My wife has been part of a group of women and men at our church who have been loyal volunteers for Meals on Wheels of Wake County for many years. Every week prior to the pandemic they joined together on Tuesday mornings to pick up and deliver hot meals and nutritious snacks for homebound seniors across our community.
The pandemic created restrictions on contact with clients and limited the number of senior volunteers available to assist. Our local chapter shifted gears with skill and ingenuity and went to a boxed supply of frozen meals that would serve the needs of clients for multiple days.
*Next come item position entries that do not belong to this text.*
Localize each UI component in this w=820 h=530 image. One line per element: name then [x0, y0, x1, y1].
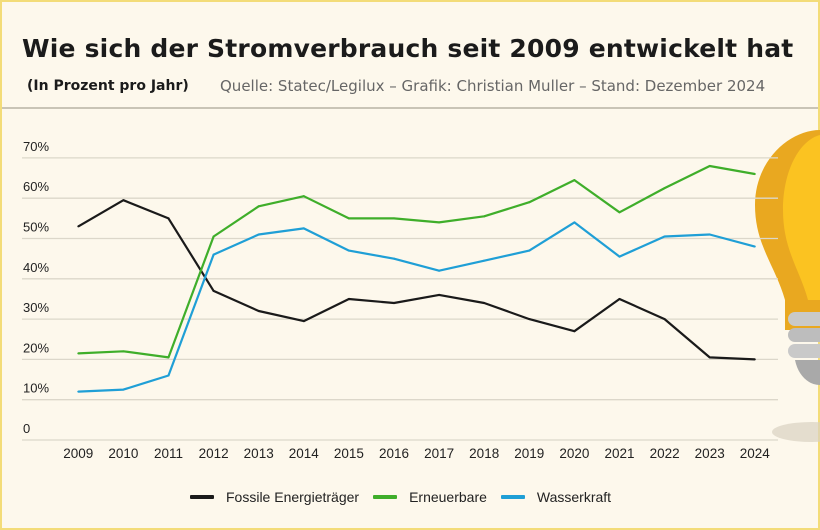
legend-label: Wasserkraft — [536, 489, 612, 505]
x-tick-label: 2024 — [740, 446, 771, 461]
chart-subtitle: (In Prozent pro Jahr) — [27, 78, 189, 94]
data-point — [663, 235, 666, 238]
x-tick-label: 2014 — [289, 446, 320, 461]
data-point — [122, 199, 125, 202]
legend-swatch-hydro — [500, 495, 525, 499]
data-point — [347, 249, 350, 252]
header-divider — [2, 107, 818, 109]
y-tick-label: 60% — [23, 179, 49, 194]
data-point — [753, 245, 756, 248]
legend-label: Erneuerbare — [409, 489, 487, 505]
data-point — [122, 350, 125, 353]
data-point — [393, 217, 395, 220]
data-point — [438, 221, 441, 224]
x-tick-label: 2022 — [650, 446, 680, 461]
light-bulb-icon — [755, 130, 820, 442]
data-point — [167, 356, 170, 359]
series-line-0 — [77, 199, 755, 361]
data-point — [618, 297, 621, 300]
data-point — [663, 318, 666, 321]
x-tick-label: 2013 — [244, 446, 274, 461]
x-tick-label: 2023 — [695, 446, 725, 461]
chart-source: Quelle: Statec/Legilux – Grafik: Christi… — [220, 77, 766, 95]
data-point — [77, 390, 80, 393]
y-tick-label: 10% — [23, 381, 49, 396]
series-line-2 — [78, 221, 756, 393]
data-point — [753, 173, 756, 176]
legend-label: Fossile Energieträger — [226, 489, 360, 505]
data-point — [438, 269, 441, 272]
x-tick-label: 2011 — [154, 446, 183, 461]
x-tick-label: 2017 — [424, 446, 454, 461]
x-tick-label: 2021 — [604, 446, 634, 461]
data-point — [347, 297, 350, 300]
data-point — [618, 211, 621, 214]
x-tick-label: 2012 — [199, 446, 229, 461]
data-point — [483, 301, 486, 304]
y-tick-label: 0 — [23, 421, 30, 436]
data-point — [347, 217, 350, 220]
data-point — [573, 221, 576, 224]
x-tick-label: 2020 — [559, 446, 589, 461]
y-tick-label: 50% — [23, 220, 49, 235]
data-point — [483, 215, 486, 218]
y-tick-label: 20% — [23, 340, 49, 355]
legend-item-hydro: Wasserkraft — [500, 489, 612, 505]
data-point — [618, 255, 621, 258]
data-point — [573, 330, 576, 333]
data-point — [257, 205, 260, 208]
legend-item-fossil: Fossile Energieträger — [190, 489, 359, 505]
y-tick-label: 70% — [23, 139, 49, 154]
x-tick-label: 2009 — [63, 446, 93, 461]
legend-item-renewable: Erneuerbare — [373, 489, 487, 505]
chart-legend: Fossile Energieträger Erneuerbare Wasser… — [190, 489, 625, 505]
x-tick-label: 2018 — [469, 446, 499, 461]
x-tick-label: 2016 — [379, 446, 409, 461]
data-point — [122, 388, 125, 391]
data-point — [393, 301, 395, 304]
chart-title: Wie sich der Stromverbrauch seit 2009 en… — [22, 34, 794, 63]
data-point — [708, 233, 711, 236]
x-tick-label: 2019 — [514, 446, 544, 461]
data-point — [302, 227, 305, 230]
data-point — [528, 318, 531, 321]
y-tick-label: 30% — [23, 300, 49, 315]
data-point — [663, 187, 666, 190]
data-point — [438, 293, 441, 296]
data-point — [708, 164, 711, 167]
data-point — [528, 249, 531, 252]
data-point — [212, 253, 215, 256]
data-point — [257, 233, 260, 236]
data-point — [77, 225, 80, 228]
series-line-1 — [78, 164, 755, 359]
x-tick-label: 2015 — [334, 446, 364, 461]
data-point — [212, 235, 215, 238]
legend-swatch-fossil — [190, 495, 214, 499]
data-point — [393, 257, 395, 260]
y-tick-label: 40% — [23, 260, 49, 275]
legend-swatch-renewable — [373, 495, 398, 499]
data-point — [212, 289, 215, 292]
x-tick-label: 2010 — [108, 446, 138, 461]
data-point — [167, 217, 170, 220]
data-point — [302, 195, 305, 198]
data-point — [708, 356, 711, 359]
data-point — [77, 352, 80, 355]
data-point — [167, 374, 170, 377]
data-point — [483, 259, 486, 262]
data-point — [573, 179, 576, 182]
data-point — [753, 358, 756, 361]
data-point — [257, 310, 260, 313]
data-point — [528, 201, 531, 204]
data-point — [302, 320, 305, 323]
Fewer volunteer drivers were needed for this process and all meal pickup was done outdoors at the Wake County headquarters.
Starting in that period, I began to assist Hayden with the meal pickup and delivery every week. The case of meals was heavier, the delivery list longer, and like many of you, I was looking for ways to volunteer and for a reason to get out of the house.
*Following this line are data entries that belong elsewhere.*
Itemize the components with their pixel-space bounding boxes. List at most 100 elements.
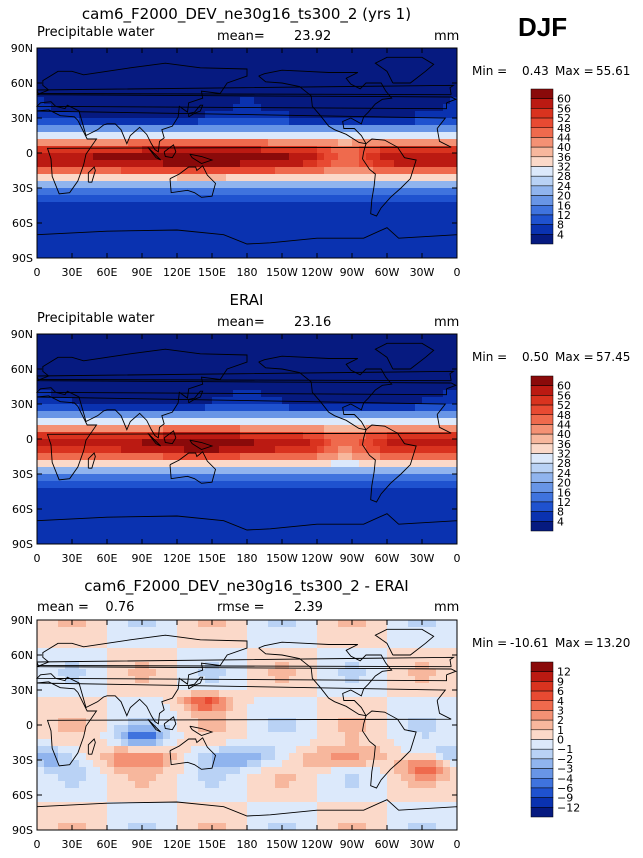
map-cell [275,732,283,740]
map-cell [254,530,262,538]
map-cell [345,530,353,538]
map-cell [282,76,290,84]
map-cell [268,341,276,349]
map-cell [93,76,101,84]
coastline [188,104,204,118]
map-cell [310,97,318,105]
map-cell [261,411,269,419]
map-cell [240,237,248,245]
map-cell [303,174,311,182]
colorbar-label: 48 [557,409,571,422]
map-cell [156,355,164,363]
colorbar-label: 12 [557,209,571,222]
x-tick-label: 90E [132,552,153,565]
map-cell [436,627,444,635]
map-cell [79,676,87,684]
map-cell [219,530,227,538]
map-cell [429,334,437,342]
map-cell [114,481,122,489]
map-cell [240,383,248,391]
map-cell [93,634,101,642]
map-cell [149,48,157,56]
map-cell [303,523,311,531]
map-cell [149,453,157,461]
map-cell [142,495,150,503]
map-cell [240,725,248,733]
map-cell [366,202,374,210]
map-cell [114,690,122,698]
map-cell [268,474,276,482]
map-cell [72,481,80,489]
map-cell [93,753,101,761]
map-cell [198,118,206,126]
map-cell [177,516,185,524]
map-cell [429,620,437,628]
map-cell [163,244,171,252]
map-cell [205,627,213,635]
map-cell [345,495,353,503]
map-cell [247,83,255,91]
map-cell [177,48,185,56]
map-cell [240,648,248,656]
map-cell [408,362,416,370]
map-cell [107,725,115,733]
map-cell [317,167,325,175]
map-cell [219,627,227,635]
map-cell [156,523,164,531]
map-cell [324,453,332,461]
map-cell [352,627,360,635]
map-cell [254,418,262,426]
map-cell [128,530,136,538]
map-cell [142,453,150,461]
map-cell [156,460,164,468]
map-cell [254,446,262,454]
map-cell [219,460,227,468]
map-cell [93,111,101,119]
map-cell [275,746,283,754]
map-cell [296,634,304,642]
map-cell [135,620,143,628]
map-cell [422,676,430,684]
map-cell [387,425,395,433]
map-cell [114,425,122,433]
map-cell [72,383,80,391]
map-cell [422,216,430,224]
map-cell [317,48,325,56]
map-cell [429,223,437,231]
map-cell [128,516,136,524]
map-cell [436,467,444,475]
map-cell [422,125,430,133]
map-cell [303,334,311,342]
map-cell [93,118,101,126]
map-cell [79,230,87,238]
map-cell [415,690,423,698]
map-cell [296,69,304,77]
map-cell [415,348,423,356]
map-cell [401,118,409,126]
map-cell [156,188,164,196]
map-cell [261,432,269,440]
map-cell [58,655,66,663]
map-cell [240,362,248,370]
map-cell [317,174,325,182]
map-cell [191,251,199,259]
map-cell [261,627,269,635]
map-cell [436,432,444,440]
map-cell [296,188,304,196]
map-cell [156,76,164,84]
map-cell [289,467,297,475]
map-cell [282,523,290,531]
map-cell [261,118,269,126]
map-cell [443,502,451,510]
map-cell [268,55,276,63]
map-cell [184,97,192,105]
map-cell [37,495,45,503]
map-cell [44,55,52,63]
map-cell [289,495,297,503]
map-cell [149,251,157,259]
map-cell [352,237,360,245]
map-cell [86,132,94,140]
map-cell [394,146,402,154]
map-cell [254,620,262,628]
map-cell [352,362,360,370]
As the process has gone back to a daily hot meal delivery, Hayden and her friends have dispersed to multiple routes, but still are there every week for the clients.
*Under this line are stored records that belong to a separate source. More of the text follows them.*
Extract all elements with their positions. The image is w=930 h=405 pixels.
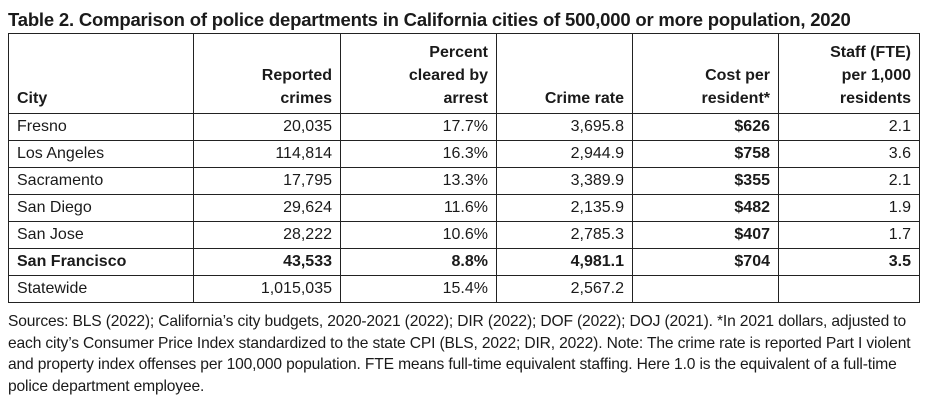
cell-cost: $704 (632, 248, 779, 276)
cell-rate: 2,785.3 (496, 221, 633, 249)
cell-cost: $626 (632, 113, 779, 141)
header-line: Percent (429, 44, 488, 61)
police-comparison-table: City Reported crimes Percent cleared by arr… (8, 33, 920, 303)
header-city: City (8, 33, 194, 114)
cell-staff: 1.7 (778, 221, 920, 249)
cell-rate: 3,695.8 (496, 113, 633, 141)
header-cost-per-resident: Cost per resident* (632, 33, 779, 114)
cell-rate: 4,981.1 (496, 248, 633, 276)
cell-city: San Diego (8, 194, 194, 222)
cell-city: Fresno (8, 113, 194, 141)
cell-reported: 20,035 (193, 113, 341, 141)
cell-staff: 3.6 (778, 140, 920, 168)
cell-staff: 2.1 (778, 167, 920, 195)
cell-city: San Francisco (8, 248, 194, 276)
header-line: cleared by (408, 67, 488, 84)
cell-cleared: 16.3% (340, 140, 497, 168)
cell-cost (632, 275, 779, 303)
table-title: Table 2. Comparison of police department… (8, 9, 851, 30)
header-line: residents (839, 90, 911, 107)
header-percent-cleared: Percent cleared by arrest (340, 33, 497, 114)
cell-rate: 2,944.9 (496, 140, 633, 168)
header-reported-crimes: Reported crimes (193, 33, 341, 114)
cell-city: San Jose (8, 221, 194, 249)
table-notes: Sources: BLS (2022); California’s city b… (8, 313, 911, 395)
header-staff-fte: Staff (FTE) per 1,000 residents (778, 33, 920, 114)
cell-cleared: 17.7% (340, 113, 497, 141)
cell-cost: $407 (632, 221, 779, 249)
cell-cost: $355 (632, 167, 779, 195)
header-line: Cost per (705, 67, 770, 84)
cell-staff: 1.9 (778, 194, 920, 222)
cell-rate: 2,567.2 (496, 275, 633, 303)
cell-cleared: 10.6% (340, 221, 497, 249)
cell-city: Statewide (8, 275, 194, 303)
header-line: resident* (701, 90, 770, 107)
table-row: San Francisco 43,533 8.8% 4,981.1 $704 3.5 (8, 248, 920, 276)
table-row: Sacramento 17,795 13.3% 3,389.9 $355 2.1 (8, 167, 920, 195)
cell-cost: $482 (632, 194, 779, 222)
cell-reported: 29,624 (193, 194, 341, 222)
header-row: City Reported crimes Percent cleared by arr… (8, 33, 920, 114)
cell-reported: 114,814 (193, 140, 341, 168)
header-line: Reported (261, 67, 332, 84)
cell-staff: 2.1 (778, 113, 920, 141)
cell-rate: 3,389.9 (496, 167, 633, 195)
header-line: crimes (280, 90, 332, 107)
cell-reported: 17,795 (193, 167, 341, 195)
cell-city: Sacramento (8, 167, 194, 195)
header-line: Staff (FTE) (830, 44, 911, 61)
cell-staff (778, 275, 920, 303)
cell-cleared: 11.6% (340, 194, 497, 222)
table-row: Statewide 1,015,035 15.4% 2,567.2 (8, 275, 920, 303)
cell-reported: 1,015,035 (193, 275, 341, 303)
cell-staff: 3.5 (778, 248, 920, 276)
table-row: San Jose 28,222 10.6% 2,785.3 $407 1.7 (8, 221, 920, 249)
table-row: San Diego 29,624 11.6% 2,135.9 $482 1.9 (8, 194, 920, 222)
header-line: per 1,000 (841, 67, 911, 84)
table-row: Fresno 20,035 17.7% 3,695.8 $626 2.1 (8, 113, 920, 141)
header-crime-rate: Crime rate (496, 33, 633, 114)
cell-rate: 2,135.9 (496, 194, 633, 222)
cell-city: Los Angeles (8, 140, 194, 168)
cell-reported: 28,222 (193, 221, 341, 249)
cell-reported: 43,533 (193, 248, 341, 276)
header-line: arrest (443, 90, 488, 107)
cell-cleared: 15.4% (340, 275, 497, 303)
cell-cost: $758 (632, 140, 779, 168)
cell-cleared: 13.3% (340, 167, 497, 195)
cell-cleared: 8.8% (340, 248, 497, 276)
table-row: Los Angeles 114,814 16.3% 2,944.9 $758 3.6 (8, 140, 920, 168)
In recent weeks, Hayden has not been in Raleigh to fulfill her weekly duty and I have been going solo on her behalf. Today was a beautiful summer day and as I revisited the same people on the route, it truly struck me what a wonderful service this is, how deeply it touches the lives of seniors, and how good it feels to have completed the rounds.
That feeling of satisfaction when we have done something good for the world is hopefully familiar to us all. But we must be careful. St. Augustine famously said that “as soon as we glory in our good works they are of no further value to our advancement in virtue.”
When I drive the route, Mr. Brown silently answers the door, never responds to my cheerful greeting, and never says thank you as I pass along the hot meal. Others in contrast are unfailingly pleasant, are clearly happy to see me (and/or the food) and thank me for what I am doing. At the end of my route, Mr. McDonald, is so effusive in his joy at seeing me as to make up for any rudeness or trouble along the way. He always wants to engage in conversation, and happily expresses thanks to the Lord and to me for the delivery of nutrition. When I walk off the porch, I always hear, “You be safe now buddy” as I return to my car.
When I leave his house, I always think of the Meals on Wheels tag line, The Power of a Knock.
The loneliness that befalls many of the 18 million seniors in America who live alone is heartbreaking. That knock on the door is the only contact many will experience with the outside world that day. Even those who don’t express gratitude are nourished by what is passed through the doorway. And those who don’t respond to the knock receive a follow-up call either directly from Meals on Wheels, or through family or social services. Meals on Wheels is a senior safety net that helps the entire community.
One of the heartwarming moments of my 50th Class Reunion at the College of William and Mary was the example that President Rowe used to illustrate the heart of today’s student body. During the pandemic, when the usual local volunteer corps for Meals on Wheels was homebound itself, the student body stepped up and delivered over 30,000 meals to seniors in the Williamsburg and James City County Area. Think of how lifechanging that was for both the young volunteers and the clients. 30,000 knocks on 30,000 doors breaking the barriers the pandemic erected between us.
So, if you are looking for a way to give back. If you have a couple hours available each week, reach out to your local Meals on Wheels chapter. They are awaiting your call and their clients are listening for that knock.